その多くが「親なきあと」と深く関わりがあります。つまり、本当にたくさんの家庭が直面している課題だと認識すべき時が来ているのです。
「親なきあと」の課題は3つ
障害のある子や引きこもりの子がいる家族にとって、「親なきあと」は共通の永遠の課題です。どの親たちもみな、「私がいなくなったらこの子はどうやって生きていくのだろう」という共通の不安があります。
ただ、その不安はたいてい漠然としたものなので、客観的・具体的に説明できる人は残念ながらほとんどいません。自分たちが面倒を見られなくなった、あるいはいなくなったあとのことなので、何から手をつけていいのかわからない、というのが多くの親御さんたちの現状なのです。
私自身も知的障害者の子どもを持つ親として、同じように心配は尽きませんでした。でもいつか直面する出来事とイメージしながら整理してみた結果、それらは次の3つの課題に集約できることに気がつきました。
お金で困らないための準備をどうするか
お金を多く残せば残すほどいいとは限りません。そのお金が本人の将来の生活に使われるような仕組みが必要です。また、誰がどう管理するのかも考えなくてはいけません。
住まいはどのように確保するか
ずっと親と一緒にいられるわけではないので、将来安心して生活する場所を確保する必要があります。もちろん親が勝手に決めるのではなく、本人の希望が最優先です。
日常生活で困ったときのフォロー
これまで親がずっとフォローしてきたことを、親以外の誰がどんな仕組みでやってくれるのかということです。もし、本人が一人暮らしを選択した場合には、見守りや手続きの支援なども必要になってきます。
まずは知ること。そして行動すること。
現在、これら3つの課題については行政の福祉サービスや民間の法人が提供しているサービスが各種あり、また地域の独自の取り組みも出てきました。

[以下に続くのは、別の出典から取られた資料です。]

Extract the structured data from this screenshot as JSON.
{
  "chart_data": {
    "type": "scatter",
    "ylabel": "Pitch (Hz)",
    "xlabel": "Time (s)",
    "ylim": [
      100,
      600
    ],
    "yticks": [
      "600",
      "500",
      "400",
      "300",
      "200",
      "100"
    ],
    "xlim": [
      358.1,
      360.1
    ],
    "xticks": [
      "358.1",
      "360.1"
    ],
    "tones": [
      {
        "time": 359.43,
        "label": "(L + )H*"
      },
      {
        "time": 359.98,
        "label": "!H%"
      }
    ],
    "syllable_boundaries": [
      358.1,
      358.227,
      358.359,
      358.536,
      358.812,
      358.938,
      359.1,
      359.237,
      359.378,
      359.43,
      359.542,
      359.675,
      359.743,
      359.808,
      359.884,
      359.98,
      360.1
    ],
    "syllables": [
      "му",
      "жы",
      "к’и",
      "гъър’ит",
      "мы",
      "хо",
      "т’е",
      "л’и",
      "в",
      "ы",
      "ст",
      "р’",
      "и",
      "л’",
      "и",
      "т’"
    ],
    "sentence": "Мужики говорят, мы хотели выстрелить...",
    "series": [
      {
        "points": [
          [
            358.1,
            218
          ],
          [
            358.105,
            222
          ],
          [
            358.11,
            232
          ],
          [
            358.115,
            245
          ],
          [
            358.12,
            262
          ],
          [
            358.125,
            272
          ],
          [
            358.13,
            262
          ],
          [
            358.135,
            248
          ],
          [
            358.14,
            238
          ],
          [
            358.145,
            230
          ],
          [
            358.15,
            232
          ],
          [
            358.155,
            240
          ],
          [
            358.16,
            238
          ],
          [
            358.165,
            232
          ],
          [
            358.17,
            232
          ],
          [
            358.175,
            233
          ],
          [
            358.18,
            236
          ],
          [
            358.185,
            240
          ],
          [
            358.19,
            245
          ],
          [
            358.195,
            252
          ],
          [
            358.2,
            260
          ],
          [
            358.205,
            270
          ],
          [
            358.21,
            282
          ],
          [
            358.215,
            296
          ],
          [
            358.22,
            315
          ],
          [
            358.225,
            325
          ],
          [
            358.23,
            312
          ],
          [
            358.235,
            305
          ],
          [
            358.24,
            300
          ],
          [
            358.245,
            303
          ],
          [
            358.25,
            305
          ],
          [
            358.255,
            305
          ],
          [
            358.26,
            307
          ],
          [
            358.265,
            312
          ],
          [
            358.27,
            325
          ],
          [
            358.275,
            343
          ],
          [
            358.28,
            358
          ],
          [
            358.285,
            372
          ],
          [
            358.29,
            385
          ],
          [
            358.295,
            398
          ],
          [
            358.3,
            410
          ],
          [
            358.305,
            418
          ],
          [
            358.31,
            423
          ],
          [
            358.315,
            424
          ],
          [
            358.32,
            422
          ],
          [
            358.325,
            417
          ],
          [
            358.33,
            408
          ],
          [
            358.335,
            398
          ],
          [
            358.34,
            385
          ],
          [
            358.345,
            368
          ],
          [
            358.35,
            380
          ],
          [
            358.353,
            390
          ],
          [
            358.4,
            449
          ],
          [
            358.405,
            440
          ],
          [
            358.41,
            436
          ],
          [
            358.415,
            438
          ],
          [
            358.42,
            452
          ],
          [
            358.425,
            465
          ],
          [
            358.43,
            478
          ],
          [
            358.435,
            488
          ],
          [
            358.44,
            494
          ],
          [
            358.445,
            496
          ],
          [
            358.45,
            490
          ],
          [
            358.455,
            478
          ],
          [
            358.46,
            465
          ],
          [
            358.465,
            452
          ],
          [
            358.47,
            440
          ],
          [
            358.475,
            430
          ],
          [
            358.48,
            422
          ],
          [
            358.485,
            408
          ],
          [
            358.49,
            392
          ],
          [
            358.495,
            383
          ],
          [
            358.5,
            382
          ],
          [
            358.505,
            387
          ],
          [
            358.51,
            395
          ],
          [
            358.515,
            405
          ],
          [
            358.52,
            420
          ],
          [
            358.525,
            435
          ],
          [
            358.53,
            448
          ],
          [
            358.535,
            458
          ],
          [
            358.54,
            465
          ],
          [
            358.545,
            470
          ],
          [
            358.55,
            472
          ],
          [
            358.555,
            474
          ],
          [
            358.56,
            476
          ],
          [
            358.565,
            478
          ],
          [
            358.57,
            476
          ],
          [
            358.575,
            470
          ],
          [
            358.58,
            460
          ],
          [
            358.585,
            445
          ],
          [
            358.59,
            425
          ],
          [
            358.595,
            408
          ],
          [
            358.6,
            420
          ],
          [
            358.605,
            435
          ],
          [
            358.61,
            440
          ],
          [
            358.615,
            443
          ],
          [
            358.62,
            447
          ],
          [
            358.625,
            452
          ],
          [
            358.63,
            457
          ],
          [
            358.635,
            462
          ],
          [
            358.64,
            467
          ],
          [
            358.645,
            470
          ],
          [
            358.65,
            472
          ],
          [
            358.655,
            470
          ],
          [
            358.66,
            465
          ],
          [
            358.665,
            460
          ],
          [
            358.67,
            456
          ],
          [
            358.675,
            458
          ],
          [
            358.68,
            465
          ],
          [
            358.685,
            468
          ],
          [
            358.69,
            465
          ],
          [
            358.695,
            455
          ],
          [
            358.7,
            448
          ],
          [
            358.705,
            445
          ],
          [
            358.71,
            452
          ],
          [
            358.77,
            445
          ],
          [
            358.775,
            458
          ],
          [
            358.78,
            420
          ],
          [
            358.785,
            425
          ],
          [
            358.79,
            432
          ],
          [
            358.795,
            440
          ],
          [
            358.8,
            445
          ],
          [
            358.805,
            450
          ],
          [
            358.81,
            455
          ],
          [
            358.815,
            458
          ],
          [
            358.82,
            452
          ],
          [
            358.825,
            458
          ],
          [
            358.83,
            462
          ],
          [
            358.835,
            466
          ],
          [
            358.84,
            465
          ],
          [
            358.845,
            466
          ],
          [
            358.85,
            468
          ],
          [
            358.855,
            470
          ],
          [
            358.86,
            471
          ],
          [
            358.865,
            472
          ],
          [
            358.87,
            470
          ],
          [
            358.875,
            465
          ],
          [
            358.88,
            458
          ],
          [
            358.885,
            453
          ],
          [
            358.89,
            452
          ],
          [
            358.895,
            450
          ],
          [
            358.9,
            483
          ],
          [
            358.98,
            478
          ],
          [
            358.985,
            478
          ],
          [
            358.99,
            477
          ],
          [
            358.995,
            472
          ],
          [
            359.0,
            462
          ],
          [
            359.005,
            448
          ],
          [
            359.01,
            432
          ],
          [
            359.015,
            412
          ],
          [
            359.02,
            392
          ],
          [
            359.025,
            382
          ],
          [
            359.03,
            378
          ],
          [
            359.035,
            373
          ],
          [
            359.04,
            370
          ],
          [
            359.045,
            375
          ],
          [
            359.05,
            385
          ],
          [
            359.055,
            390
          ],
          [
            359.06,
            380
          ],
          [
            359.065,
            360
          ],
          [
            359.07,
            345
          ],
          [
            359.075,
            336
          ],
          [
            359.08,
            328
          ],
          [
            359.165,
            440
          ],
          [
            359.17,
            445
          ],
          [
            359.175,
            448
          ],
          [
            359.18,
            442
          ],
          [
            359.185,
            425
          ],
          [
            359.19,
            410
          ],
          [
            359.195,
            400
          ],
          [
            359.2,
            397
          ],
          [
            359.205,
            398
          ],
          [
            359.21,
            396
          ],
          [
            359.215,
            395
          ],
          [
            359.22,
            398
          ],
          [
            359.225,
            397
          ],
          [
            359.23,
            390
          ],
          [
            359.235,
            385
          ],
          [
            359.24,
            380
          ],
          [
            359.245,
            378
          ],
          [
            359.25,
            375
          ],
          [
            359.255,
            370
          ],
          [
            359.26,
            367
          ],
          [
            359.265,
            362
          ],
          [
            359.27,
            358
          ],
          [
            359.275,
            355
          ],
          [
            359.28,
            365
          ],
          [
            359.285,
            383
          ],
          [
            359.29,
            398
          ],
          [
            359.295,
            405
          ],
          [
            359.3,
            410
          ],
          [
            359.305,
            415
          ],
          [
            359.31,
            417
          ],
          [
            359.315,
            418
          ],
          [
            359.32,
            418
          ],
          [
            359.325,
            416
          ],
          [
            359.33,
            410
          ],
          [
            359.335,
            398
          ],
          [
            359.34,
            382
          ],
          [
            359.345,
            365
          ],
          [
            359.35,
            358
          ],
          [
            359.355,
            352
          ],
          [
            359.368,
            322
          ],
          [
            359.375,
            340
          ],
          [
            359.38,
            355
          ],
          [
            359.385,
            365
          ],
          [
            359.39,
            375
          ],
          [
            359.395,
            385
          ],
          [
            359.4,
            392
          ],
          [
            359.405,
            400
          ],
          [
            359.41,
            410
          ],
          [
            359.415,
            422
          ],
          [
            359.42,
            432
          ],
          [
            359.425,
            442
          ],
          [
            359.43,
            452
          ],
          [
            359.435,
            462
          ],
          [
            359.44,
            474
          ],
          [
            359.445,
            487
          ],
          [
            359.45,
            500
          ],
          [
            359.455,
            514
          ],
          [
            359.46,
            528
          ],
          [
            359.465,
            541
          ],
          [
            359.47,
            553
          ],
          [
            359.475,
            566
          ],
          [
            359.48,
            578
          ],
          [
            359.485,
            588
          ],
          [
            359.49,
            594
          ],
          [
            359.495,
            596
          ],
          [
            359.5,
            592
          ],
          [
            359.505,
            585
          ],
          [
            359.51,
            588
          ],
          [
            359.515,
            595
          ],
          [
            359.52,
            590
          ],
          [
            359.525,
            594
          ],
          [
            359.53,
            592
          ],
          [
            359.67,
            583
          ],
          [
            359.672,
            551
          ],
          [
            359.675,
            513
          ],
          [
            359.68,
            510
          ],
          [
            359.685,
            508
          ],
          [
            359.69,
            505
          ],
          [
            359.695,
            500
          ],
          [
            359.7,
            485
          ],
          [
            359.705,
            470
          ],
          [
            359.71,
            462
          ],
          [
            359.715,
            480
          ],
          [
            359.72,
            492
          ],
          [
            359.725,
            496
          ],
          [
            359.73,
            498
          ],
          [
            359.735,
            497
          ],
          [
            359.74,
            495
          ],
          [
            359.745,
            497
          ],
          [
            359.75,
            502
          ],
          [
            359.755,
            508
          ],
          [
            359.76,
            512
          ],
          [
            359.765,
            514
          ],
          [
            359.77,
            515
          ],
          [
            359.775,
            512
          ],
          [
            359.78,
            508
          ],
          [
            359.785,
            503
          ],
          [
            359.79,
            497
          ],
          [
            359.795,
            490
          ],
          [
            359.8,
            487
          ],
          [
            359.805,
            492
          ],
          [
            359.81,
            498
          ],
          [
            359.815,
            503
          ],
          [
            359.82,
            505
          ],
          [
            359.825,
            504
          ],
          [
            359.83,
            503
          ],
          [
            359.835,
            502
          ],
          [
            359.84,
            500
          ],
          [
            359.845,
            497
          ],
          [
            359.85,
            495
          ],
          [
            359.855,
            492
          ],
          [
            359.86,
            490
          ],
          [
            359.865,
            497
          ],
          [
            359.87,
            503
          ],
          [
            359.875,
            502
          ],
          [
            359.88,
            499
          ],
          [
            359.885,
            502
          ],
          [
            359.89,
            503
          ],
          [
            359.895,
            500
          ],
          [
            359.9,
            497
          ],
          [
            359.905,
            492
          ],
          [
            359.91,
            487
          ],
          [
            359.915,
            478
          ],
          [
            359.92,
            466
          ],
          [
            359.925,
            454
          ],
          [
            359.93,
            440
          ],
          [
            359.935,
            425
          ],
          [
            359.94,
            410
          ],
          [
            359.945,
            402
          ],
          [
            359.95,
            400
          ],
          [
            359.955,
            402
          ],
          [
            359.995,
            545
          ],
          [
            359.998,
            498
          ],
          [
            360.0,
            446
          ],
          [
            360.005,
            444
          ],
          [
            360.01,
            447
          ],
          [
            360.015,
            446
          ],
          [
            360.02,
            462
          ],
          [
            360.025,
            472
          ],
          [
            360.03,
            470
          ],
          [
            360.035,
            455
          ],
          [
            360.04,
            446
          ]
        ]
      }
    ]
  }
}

それぞれの課題に対応する方法がいろいろあること、さらに新しい制度やサービスが続々とできていることをインプットしていれば、自分たちがこれからやらなければいけないことが一つずつ明確に見えるようになります。
ただし、慌ただしい暮らしの中で的確に情報収集したり、どう活用すればいいのかを考えていくのはとても大変なことです。結局手付かずで中途半端になってしまい、モヤモヤとした気持ちだけが膨らんで不安で押し潰されそうということにもなりかねません。
私が2014年に「親なきあと」相談室を始めたのは、最初に悩みを訴えたり相談したりできる場所があれば、不安が大きくなる前に課題が見える化でき、次に何をすればいいのかを示せるのではないかと考えたからです。
あなたの身近に「親なきあとの課題はない」という場合でも、この先いつ家族に不測の事態が起きたりするか分かりません。万が一何かあったとしても、様々な支援の仕組みがあり、地域で安心して生活していく方法があるということをまずは知っていただければと思います。
それでは具体的にどのような制度やサービス、独自の取り組みがあるのかについては、次回以降で詳しく取り上げていきます。